Who We Serve
KEHSF serves a special category of Bangladesh people called the Char People (coastal people), who lives isolated in the Char land/areas (coastal areas) and are deprived of the advantages and benefits of living in the mainland of the rest of the country. They are further disadvantaged because the char areas, by nature, are infested with devastating high tidal bore, tornado, flood, cyclone, and the salinity. The char land are formed when the fertile silt carried by swift currents of the rivers, flowing mainly from India and the Himalayas, are emptied into the Bay of Bengal. But these rivers before reaching the Bay of Bengal, merge into the Meghna River of Bangladesh at different points, and only then the whole loads of silt of all rivers are emptied into the Bay of Benga. Fortunately, or unfortunately, the emptying of silt in Bangladesh occurs mainly in the Greater Noakhali watercourse and the estuary of the Meghna River is also formed in this watercourse.
Obviously, the constant supply of silt overwhelms the Bay which in turn creates strong tides. The silt are tossed around to create the Chars, big or small, attached to the existing land or at far away forming an island. But in next year or the year after, the chars of this year might vanish forming the chars at different locations. And this is a situation many char people unfortunately face.
In a small and a densely populated country like Bangladesh, the land worth a gold, especially for those who became landless in the mainland. Since the partition of British India, the Govt. of Bangladesh (East Pakistan from 1947-1971 and Bangladesh since then), plotted the char land attached to the Noakhali south shore for a numbers of years into 2.5 acres (now it is smaller) and distributed those to the landless farmers of the mainland. By accepting this gift of the Bay Bengal, the mainland people turned to be the char people, as well as, what the founder of the KEHSF called, the ‘Children of Bay of Bay of Bengal.’
I CALL THEM “CHILDREN OF BAY OF BENGAL”
“Born in early 1950s, I grew up with them, only 20 miles, or may be 30 miles, apart. I was in the Noakhali city living in the comfort of a safe home. Attended the best schools and moved to the capital city to attend the best University. Moved even further to USA to attain more education.
They lived out in the open, miles and miles of wetland, nobody around. They didn’t have any school to go to and no roads to walk on. They were deployed there to fight the Bay of Bengal with a couple of pages of legal-size papers (the deed of 2.5 acres of land), empty-handed, not even a backpack of emergency supplies. But they were not afraid to fight the Bay of Bengal. They had a strong faith on God, the Almighty, as their protector. They added more hands by multiple marriage and early marriage. They built their house way high from the ground, at least 3 feet high, the 5 feet is the best. They built another barrier of mud-wall, all-way around the outer boundary of their homestead built on about .5 acres of their total land of 2.5 acres. They planted fast-growing banana trees on the mud-wall, all-way around. This is their final defense, with grown up banana trees on the mud-wall, 8 to 10 feet high, against the Bay of Bengal.

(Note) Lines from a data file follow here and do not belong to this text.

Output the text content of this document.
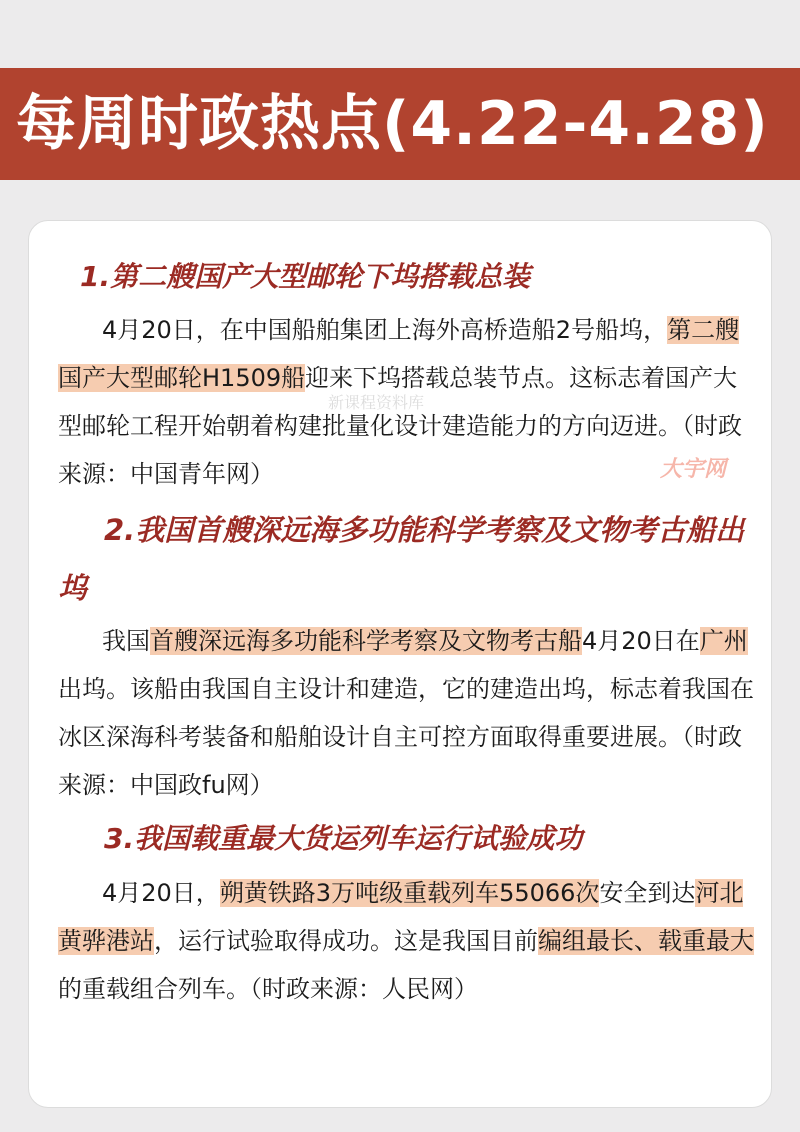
每周时政热点(4.22-4.28)
1.第二艘国产大型邮轮下坞搭载总装
4月20日，在中国船舶集团上海外高桥造船2号船坞，第二艘国产大型邮轮H1509船迎来下坞搭载总装节点。这标志着国产大型邮轮工程开始朝着构建批量化设计建造能力的方向迈进。（时政来源：中国青年网）
2.我国首艘深远海多功能科学考察及文物考古船出坞
我国首艘深远海多功能科学考察及文物考古船4月20日在广州出坞。该船由我国自主设计和建造，它的建造出坞，标志着我国在冰区深海科考装备和船舶设计自主可控方面取得重要进展。（时政来源：中国政fu网）
3.我国载重最大货运列车运行试验成功
4月20日，朔黄铁路3万吨级重载列车55066次安全到达河北黄骅港站，运行试验取得成功。这是我国目前编组最长、载重最大的重载组合列车。（时政来源：人民网）
新课程资料库
大宇网
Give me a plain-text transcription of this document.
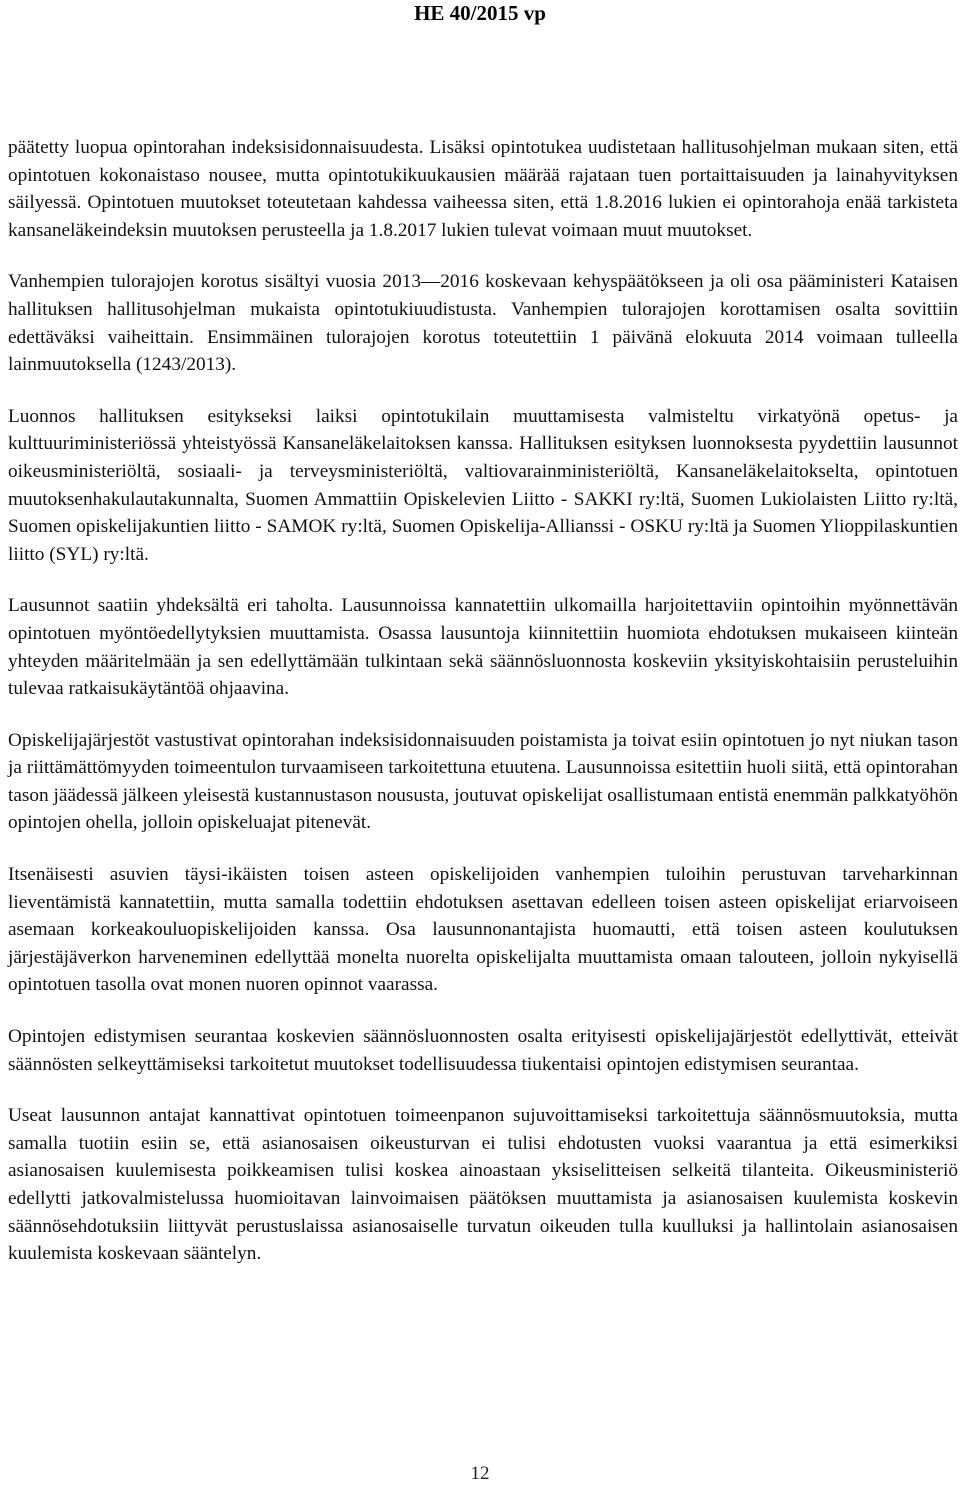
HE 40/2015 vp

päätetty luopua opintorahan indeksisidonnaisuudesta. Lisäksi opintotukea uudistetaan hallitusohjelman mukaan siten, että opintotuen kokonaistaso nousee, mutta opintotukikuukausien määrää rajataan tuen portaittaisuuden ja lainahyvityksen säilyessä. Opintotuen muutokset toteutetaan kahdessa vaiheessa siten, että 1.8.2016 lukien ei opintorahoja enää tarkisteta kansaneläkeindeksin muutoksen perusteella ja 1.8.2017 lukien tulevat voimaan muut muutokset.

Vanhempien tulorajojen korotus sisältyi vuosia 2013—2016 koskevaan kehyspäätökseen ja oli osa pääministeri Kataisen hallituksen hallitusohjelman mukaista opintotukiuudistusta. Vanhempien tulorajojen korottamisen osalta sovittiin edettäväksi vaiheittain. Ensimmäinen tulorajojen korotus toteutettiin 1 päivänä elokuuta 2014 voimaan tulleella lainmuutoksella (1243/2013).

Luonnos hallituksen esitykseksi laiksi opintotukilain muuttamisesta valmisteltu virkatyönä opetus- ja kulttuuriministeriössä yhteistyössä Kansaneläkelaitoksen kanssa. Hallituksen esityksen luonnoksesta pyydettiin lausunnot oikeusministeriöltä, sosiaali- ja terveysministeriöltä, valtiovarainministeriöltä, Kansaneläkelaitokselta, opintotuen muutoksenhakulautakunnalta, Suomen Ammattiin Opiskelevien Liitto - SAKKI ry:ltä, Suomen Lukiolaisten Liitto ry:ltä, Suomen opiskelijakuntien liitto - SAMOK ry:ltä, Suomen Opiskelija-Allianssi - OSKU ry:ltä ja Suomen Ylioppilaskuntien liitto (SYL) ry:ltä.

Lausunnot saatiin yhdeksältä eri taholta. Lausunnoissa kannatettiin ulkomailla harjoitettaviin opintoihin myönnettävän opintotuen myöntöedellytyksien muuttamista. Osassa lausuntoja kiinnitettiin huomiota ehdotuksen mukaiseen kiinteän yhteyden määritelmään ja sen edellyttämään tulkintaan sekä säännösluonnosta koskeviin yksityiskohtaisiin perusteluihin tulevaa ratkaisukäytäntöä ohjaavina.

Opiskelijajärjestöt vastustivat opintorahan indeksisidonnaisuuden poistamista ja toivat esiin opintotuen jo nyt niukan tason ja riittämättömyyden toimeentulon turvaamiseen tarkoitettuna etuutena. Lausunnoissa esitettiin huoli siitä, että opintorahan tason jäädessä jälkeen yleisestä kustannustason noususta, joutuvat opiskelijat osallistumaan entistä enemmän palkkatyöhön opintojen ohella, jolloin opiskeluajat pitenevät.

Itsenäisesti asuvien täysi-ikäisten toisen asteen opiskelijoiden vanhempien tuloihin perustuvan tarveharkinnan lieventämistä kannatettiin, mutta samalla todettiin ehdotuksen asettavan edelleen toisen asteen opiskelijat eriarvoiseen asemaan korkeakouluopiskelijoiden kanssa. Osa lausunnonantajista huomautti, että toisen asteen koulutuksen järjestäjäverkon harveneminen edellyttää monelta nuorelta opiskelijalta muuttamista omaan talouteen, jolloin nykyisellä opintotuen tasolla ovat monen nuoren opinnot vaarassa.

Opintojen edistymisen seurantaa koskevien säännösluonnosten osalta erityisesti opiskelijajärjestöt edellyttivät, etteivät säännösten selkeyttämiseksi tarkoitetut muutokset todellisuudessa tiukentaisi opintojen edistymisen seurantaa.

Useat lausunnon antajat kannattivat opintotuen toimeenpanon sujuvoittamiseksi tarkoitettuja säännösmuutoksia, mutta samalla tuotiin esiin se, että asianosaisen oikeusturvan ei tulisi ehdotusten vuoksi vaarantua ja että esimerkiksi asianosaisen kuulemisesta poikkeamisen tulisi koskea ainoastaan yksiselitteisen selkeitä tilanteita. Oikeusministeriö edellytti jatkovalmistelussa huomioitavan lainvoimaisen päätöksen muuttamista ja asianosaisen kuulemista koskevin säännösehdotuksiin liittyvät perustuslaissa asianosaiselle turvatun oikeuden tulla kuulluksi ja hallintolain asianosaisen kuulemista koskevaan sääntelyn.

12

But in no time, the inevitable happened. The Great Cyclone (or Bhola Cyclone) of 1970, with its about 30-feet-high water surge, grabbed everything, the human. Animals, the real estate, and the crops, all included. Nobody knows how many lives lost, but the best estimate points to up to a million, perished into the Bay of Bengal.
However, the Bay of Bengal made mercy to some, as if they were its children, the loved ones, left behind to start a new generation of Char people. It has been a long time now; the new generation is back to millions again. As I approached them, they asked, as if they knew me from the past, ‘where have you been all this time.”